FlashAttention-4 — When Tensor Cores Got Too Fast for Everything Else.

paperjuice ml attention gpu-optimization flashattention-series

Imagine you're building a factory. Every year you double the speed of the main assembly line — the welding robots, the painting arms, the precision cutters. But the conveyor belts? They run at the same speed. The forklift drivers? Same pace. The QA inspectors? Still doing things by hand.

Eventually, your assembly line is so fast that it finishes a product and then just… waits. For the conveyor. For the forklift. For the inspector. Your $50 million robot is idle 60% of the time because the $500 conveyor belt can't keep up.

That's exactly what happened with NVIDIA's Blackwell GPUs. And FlashAttention-4 is the paper that fixes it.

Part 4 of the FlashAttention evolution series — the finale. We've gone from memory hierarchy awareness to work partitioning to asynchronous pipelining. Now we face the hardest problem yet: the hardware itself is lopsided.

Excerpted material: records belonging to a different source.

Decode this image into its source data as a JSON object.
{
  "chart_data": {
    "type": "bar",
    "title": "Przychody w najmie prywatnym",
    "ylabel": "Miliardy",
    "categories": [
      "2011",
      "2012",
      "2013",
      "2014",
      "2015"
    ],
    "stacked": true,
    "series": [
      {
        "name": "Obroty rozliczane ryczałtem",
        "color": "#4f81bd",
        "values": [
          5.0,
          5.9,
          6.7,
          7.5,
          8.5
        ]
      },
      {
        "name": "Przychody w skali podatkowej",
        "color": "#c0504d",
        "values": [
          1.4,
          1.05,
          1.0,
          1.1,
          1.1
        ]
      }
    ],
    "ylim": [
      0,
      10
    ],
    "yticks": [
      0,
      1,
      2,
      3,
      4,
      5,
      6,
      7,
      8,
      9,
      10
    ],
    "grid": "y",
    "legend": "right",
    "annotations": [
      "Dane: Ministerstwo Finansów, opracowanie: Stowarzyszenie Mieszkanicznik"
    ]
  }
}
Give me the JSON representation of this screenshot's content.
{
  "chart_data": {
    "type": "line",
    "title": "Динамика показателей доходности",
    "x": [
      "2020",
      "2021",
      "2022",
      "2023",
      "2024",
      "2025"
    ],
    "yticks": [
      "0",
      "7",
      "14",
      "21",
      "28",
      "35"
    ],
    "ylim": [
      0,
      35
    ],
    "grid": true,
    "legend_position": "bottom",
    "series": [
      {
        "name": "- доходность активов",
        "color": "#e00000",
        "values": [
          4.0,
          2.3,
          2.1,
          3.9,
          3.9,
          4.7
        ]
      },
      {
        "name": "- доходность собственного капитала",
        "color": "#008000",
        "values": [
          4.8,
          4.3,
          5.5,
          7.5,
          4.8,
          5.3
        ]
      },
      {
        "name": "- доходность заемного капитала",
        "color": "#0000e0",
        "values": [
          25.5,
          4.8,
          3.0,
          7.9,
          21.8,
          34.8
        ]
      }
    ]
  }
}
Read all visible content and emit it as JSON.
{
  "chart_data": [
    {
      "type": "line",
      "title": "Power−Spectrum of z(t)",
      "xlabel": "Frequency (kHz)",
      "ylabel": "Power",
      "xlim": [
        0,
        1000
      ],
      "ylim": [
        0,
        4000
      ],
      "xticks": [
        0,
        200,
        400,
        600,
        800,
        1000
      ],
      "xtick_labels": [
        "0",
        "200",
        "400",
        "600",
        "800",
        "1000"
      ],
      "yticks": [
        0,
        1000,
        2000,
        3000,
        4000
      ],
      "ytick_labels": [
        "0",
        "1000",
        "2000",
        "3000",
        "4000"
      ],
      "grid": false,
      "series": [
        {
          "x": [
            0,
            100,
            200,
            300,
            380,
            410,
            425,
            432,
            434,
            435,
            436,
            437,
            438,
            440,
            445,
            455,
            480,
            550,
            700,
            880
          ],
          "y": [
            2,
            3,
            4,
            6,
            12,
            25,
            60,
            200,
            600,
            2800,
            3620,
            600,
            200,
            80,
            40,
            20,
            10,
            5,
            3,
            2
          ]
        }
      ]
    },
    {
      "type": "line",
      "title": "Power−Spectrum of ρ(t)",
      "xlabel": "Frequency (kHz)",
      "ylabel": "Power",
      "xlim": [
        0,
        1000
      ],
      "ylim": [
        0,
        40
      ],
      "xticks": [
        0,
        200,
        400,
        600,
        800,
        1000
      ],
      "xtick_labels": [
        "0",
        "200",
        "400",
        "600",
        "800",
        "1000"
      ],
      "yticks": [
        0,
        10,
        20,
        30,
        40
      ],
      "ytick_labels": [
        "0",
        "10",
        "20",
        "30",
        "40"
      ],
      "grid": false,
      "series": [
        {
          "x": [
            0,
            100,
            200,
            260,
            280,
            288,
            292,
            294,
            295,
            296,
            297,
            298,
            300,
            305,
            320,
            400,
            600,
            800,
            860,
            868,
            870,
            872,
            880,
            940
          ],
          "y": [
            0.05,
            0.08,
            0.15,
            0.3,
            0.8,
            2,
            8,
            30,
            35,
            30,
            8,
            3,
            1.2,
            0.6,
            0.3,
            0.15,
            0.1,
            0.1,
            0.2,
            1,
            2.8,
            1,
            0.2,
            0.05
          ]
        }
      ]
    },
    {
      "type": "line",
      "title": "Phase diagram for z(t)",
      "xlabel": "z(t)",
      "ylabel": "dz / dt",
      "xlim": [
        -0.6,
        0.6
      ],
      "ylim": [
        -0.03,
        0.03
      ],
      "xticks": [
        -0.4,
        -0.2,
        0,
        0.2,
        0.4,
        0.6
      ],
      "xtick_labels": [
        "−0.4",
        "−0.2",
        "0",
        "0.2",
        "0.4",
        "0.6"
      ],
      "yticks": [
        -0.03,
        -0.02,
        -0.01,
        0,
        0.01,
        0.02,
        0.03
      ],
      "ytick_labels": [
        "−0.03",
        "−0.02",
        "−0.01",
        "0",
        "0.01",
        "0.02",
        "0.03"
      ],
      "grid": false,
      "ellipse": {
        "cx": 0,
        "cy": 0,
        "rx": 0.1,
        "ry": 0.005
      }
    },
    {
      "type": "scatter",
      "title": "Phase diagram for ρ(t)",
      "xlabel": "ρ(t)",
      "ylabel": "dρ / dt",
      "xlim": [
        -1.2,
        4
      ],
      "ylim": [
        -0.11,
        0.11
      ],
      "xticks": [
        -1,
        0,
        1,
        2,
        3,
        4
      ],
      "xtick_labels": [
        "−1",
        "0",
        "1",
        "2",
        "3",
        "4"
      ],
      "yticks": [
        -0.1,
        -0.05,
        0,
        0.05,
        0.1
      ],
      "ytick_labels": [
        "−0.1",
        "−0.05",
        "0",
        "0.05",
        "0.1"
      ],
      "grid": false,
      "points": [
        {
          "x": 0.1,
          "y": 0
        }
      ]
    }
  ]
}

The problem: asymmetric hardware scaling

NVIDIA's Blackwell B200 doubled the tensor core throughput compared to the H100. 2.25 petaFLOPs of matmul power. That's 2,250,000,000,000,000 floating-point operations per second for matrix multiplication.

But shared memory bandwidth? Unchanged. The exponential unit (used for softmax)? Unchanged. Integer ALUs? Unchanged.

The paper calls this asymmetric hardware scaling. Tensor cores scale aggressively because they're the most important for AI workloads. Everything else gets left behind because silicon is expensive and power budgets are fixed.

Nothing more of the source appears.